The Martha’s Vineyard Museum honored three Vineyarders this week with the 2015 Martha’s Vineyard medal. This year’s recipients of the award, which honors local leadership in historic preservation, fine and performing arts, literature, community activism and education, were writer Cynthia Riggs, Beagary Charitable Trust head Pat Morgan and the late West Tisbury town moderator Pat Gregory.
The awards were given during the museum’s 93rd annual meeting, which took place on the lawn of the Marine Hospital, the future home of the museum.
Museum executive director David Nathans outlined some of the past year’s highlights before opening the presentation of the medals. He named the restoration of the Marine Hospital roof, the expansion of educational outreach to include pre-kindergarten and elder populations, and the establishment of the Vineyard Haven Harbor cultural district as milestones worth celebrating. Most notably, he recognized the museum’s largest donation to date, a challenge grant of $500,000 from the National Endowment for the Humanities to build a $2 million endowment for education.
The medal recipients were introduced by close friends or colleagues.
Murder mystery writer, innkeeper, and former boat captain Cynthia Riggs was introduced by Martha’s Vineyard Museum development director Dan Waters.
“Introducing Cynthia Riggs feels like one of the more pointless things you could ever try to do. If there is anybody on Martha’s Vineyard who needs no introduction it is Cynthia,” he said.
“I think of her as inseparable from West Tisbury,” Mr. Waters continued. “She is really as much a part of the town as Mill Pond or Grange Hall.”
Ms. Riggs runs the Cleaveland House Bed and Breakfast, a cozy retreat where poets, fiction writers and other creative types gather summer after summer. She was instrumental in creating a West Tisbury Poet Laureate position.

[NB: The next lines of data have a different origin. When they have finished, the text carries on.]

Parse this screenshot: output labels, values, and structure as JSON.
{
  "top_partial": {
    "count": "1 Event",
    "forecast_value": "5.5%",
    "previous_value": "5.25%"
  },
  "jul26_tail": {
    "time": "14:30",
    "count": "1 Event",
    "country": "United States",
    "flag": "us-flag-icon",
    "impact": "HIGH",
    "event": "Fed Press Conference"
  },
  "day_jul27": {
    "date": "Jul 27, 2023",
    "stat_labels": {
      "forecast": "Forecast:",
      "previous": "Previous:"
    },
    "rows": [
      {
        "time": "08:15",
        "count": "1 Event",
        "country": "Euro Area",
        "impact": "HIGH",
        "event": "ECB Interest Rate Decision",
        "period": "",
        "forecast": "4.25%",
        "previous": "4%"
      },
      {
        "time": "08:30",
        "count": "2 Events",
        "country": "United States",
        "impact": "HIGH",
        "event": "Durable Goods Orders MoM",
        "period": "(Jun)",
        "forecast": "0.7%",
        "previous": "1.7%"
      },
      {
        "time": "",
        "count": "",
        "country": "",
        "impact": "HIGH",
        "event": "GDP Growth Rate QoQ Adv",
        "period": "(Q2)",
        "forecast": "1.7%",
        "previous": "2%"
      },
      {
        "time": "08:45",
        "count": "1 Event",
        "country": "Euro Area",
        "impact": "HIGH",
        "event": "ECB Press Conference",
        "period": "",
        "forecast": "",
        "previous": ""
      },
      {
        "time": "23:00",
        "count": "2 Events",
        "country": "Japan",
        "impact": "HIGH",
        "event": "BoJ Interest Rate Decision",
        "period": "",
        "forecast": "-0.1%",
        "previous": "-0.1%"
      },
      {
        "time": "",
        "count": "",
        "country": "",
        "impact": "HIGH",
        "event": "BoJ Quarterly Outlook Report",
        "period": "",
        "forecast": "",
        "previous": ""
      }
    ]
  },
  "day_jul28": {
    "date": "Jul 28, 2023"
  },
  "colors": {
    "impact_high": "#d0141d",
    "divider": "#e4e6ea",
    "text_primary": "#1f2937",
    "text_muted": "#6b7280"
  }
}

Ms. Riggs accepted the award graciously and down-played her distinguished role in shaping and contributing to the Vineyard’s cultural fabric. “My parents would be pleased to know I have been awarded the honor of the Martha’s Vineyard medal. But I am not sure they would agree that I am the one who deserves it,” she said. “It belongs to all the people who have made the Island what it is and I just want to thank you for selecting me as the one to represent them and I accept this on their behalf.”
YMCA executive director Jill Robie-Axtell introduced Pat Morgan, head of the Beagary Charitable Trust, an initiative supporting diverse forms of learning for both children and adults.
“Art programs, performing art programs, music programs and sports programs are usually the subjects that the board of education cuts out of their budgets every year. But to have a well-rounded student is important to me, and you have to teach these things,” she said.
Ms. Robie-Axtell also told a story about Ms. Morgan contributing a wheelchair to the YMCA during one of its summer camps after a lithe counselor had trouble supporting the weight of a sick camper.
Pat Gregory, the West Tisbury town moderator for 23 years, was the posthumous recipient of the third medal. West Tisbury selectman Cynthia Mitchell held back tears as she presented the medal to Pat’s son-in-law, Dan Carbon.
Ms. Mitchell delivered a revised version of the eulogy she gave at Mr. Gregory’s memorial service in May 2014, after he was killed while hiking in Northern California. She spoke of his vibrancy at town meetings, his approach to teaching at the West Tisbury school, and his balanced judgment. She joked that when special town meetings were called, he moved through them swiftly, in 45 minutes, allowing him to arrive home in time to watch the Red Sox on television.
“The community still struggles to reconcile the vibrant, life-enhancing soul they knew with the sudden end to his life,” she said. “Of course his example has and will live on — this is the fourth honor I have personally participated in so I represent all of the town of West Tisbury, staff departments, committees, boards, as well as the larger community when I present the MV museum medal to Pat Gregory, a fine public servant, and true friend. We will always deeply miss him.”